Mientras cruza la plaza de Santo Domingo en dirección a la calle de San Bernardo, Luis Daoiz revive la angustia con que escuchó a su compañero contar los pormenores de la conversación con el ministro de la Guerra. Velarde venía excitado, ingenuo y exultante, convencido de que había logrado poner al ministro de su parte. Pero mientras refería la entrevista, Daoiz, perspicaz sobre la naturaleza humana, comprendió que la conspiración quedaba sentenciada. Así que, ahorrando reproches que de nada servían, se limitó a escuchar en silencio, tristemente, y a negar con la cabeza cuando el otro hubo terminado.

—Se acabó —dijo.

Velarde se había puesto pálido.

—¿Cómo que se acabó?

—Que se acabó. Olvídalo… Hemos perdido.

—¿Estás loco? —su amigo, impulsivo como siempre, lo agarraba por la manga de la casaca—. ¡O’Farril ha prometido ayudarnos!

—¿Ese?… Tendremos suerte si no nos mete a todos en un castillo.

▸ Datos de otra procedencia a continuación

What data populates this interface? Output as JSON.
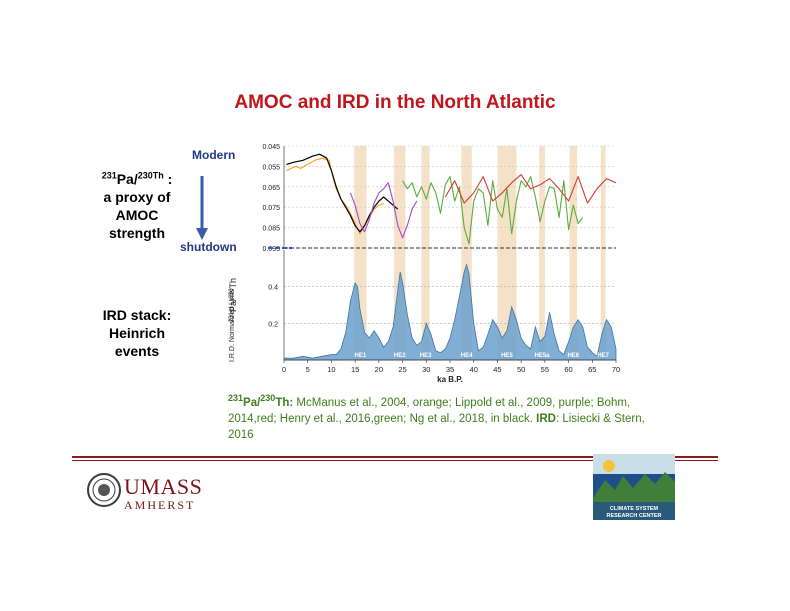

Daoiz acertó de pleno, y las consecuencias de la indiscreción se hicieron sentir de inmediato: cambios de destino para los artilleros, movimientos tácticos de las tropas imperiales y un retén de franceses dentro del parque de artillería. El recuerdo de la visita del rey Fernando a Monteleón a principios de abril, presentándose cuatro días antes de salir hacia Bayona sin otra escolta que un caballerizo, y las aclamaciones que le dedicaron los artilleros mientras visitaba el recinto, acrecientan ahora la tristeza del capitán. «Sois míos. De vosotros puedo fiarme, porque defenderéis mi corona», llegó a decir el joven rey en voz alta, elogiándolos a él y a sus compañeros. Pero en este primer lunes de mayo, atenazados por las órdenes, la desconfianza o la cautela de sus superiores, los artilleros no son del rey ni de nadie. Ni siquiera pueden confiar unos en otros. El conjurado de mayor graduación es Francisco Novella, que sólo es teniente coronel, y además se encuentra mal de salud; el resto son unos pocos capitanes y tenientes. Tampoco los intentos personales de Daoiz para implicar al cuerpo de Alabarderos, a los Voluntarios del Estado del cuartel de Mejorada y a los Carabineros Reales de la plaza de la Cebada han dado fruto: excepto los Guardias de Corps y algún oficial de rango inferior, nadie fuera del pequeño grupo de amigos osa rebelarse contra la autoridad. Así que, por prudencia, y pese a las reticencias de Pedro Velarde, de Juan Cónsul y de algún otro, los conspiradores han dejado el intento para mejor ocasión. Muy pocos los seguirían, y menos después de las últimas disposiciones que confinan a los militares en sus cuarteles y los privan de munición. No sirve de nada —así se manifestó Daoiz en la última reunión, antes de que Velarde se fuera dando un portazo— hacerse ametrallar como pardillos, con todo el Ejército mirando cruzado de brazos, sin esperanza y sin gloria, o acabar en el calabozo de una prisión militar.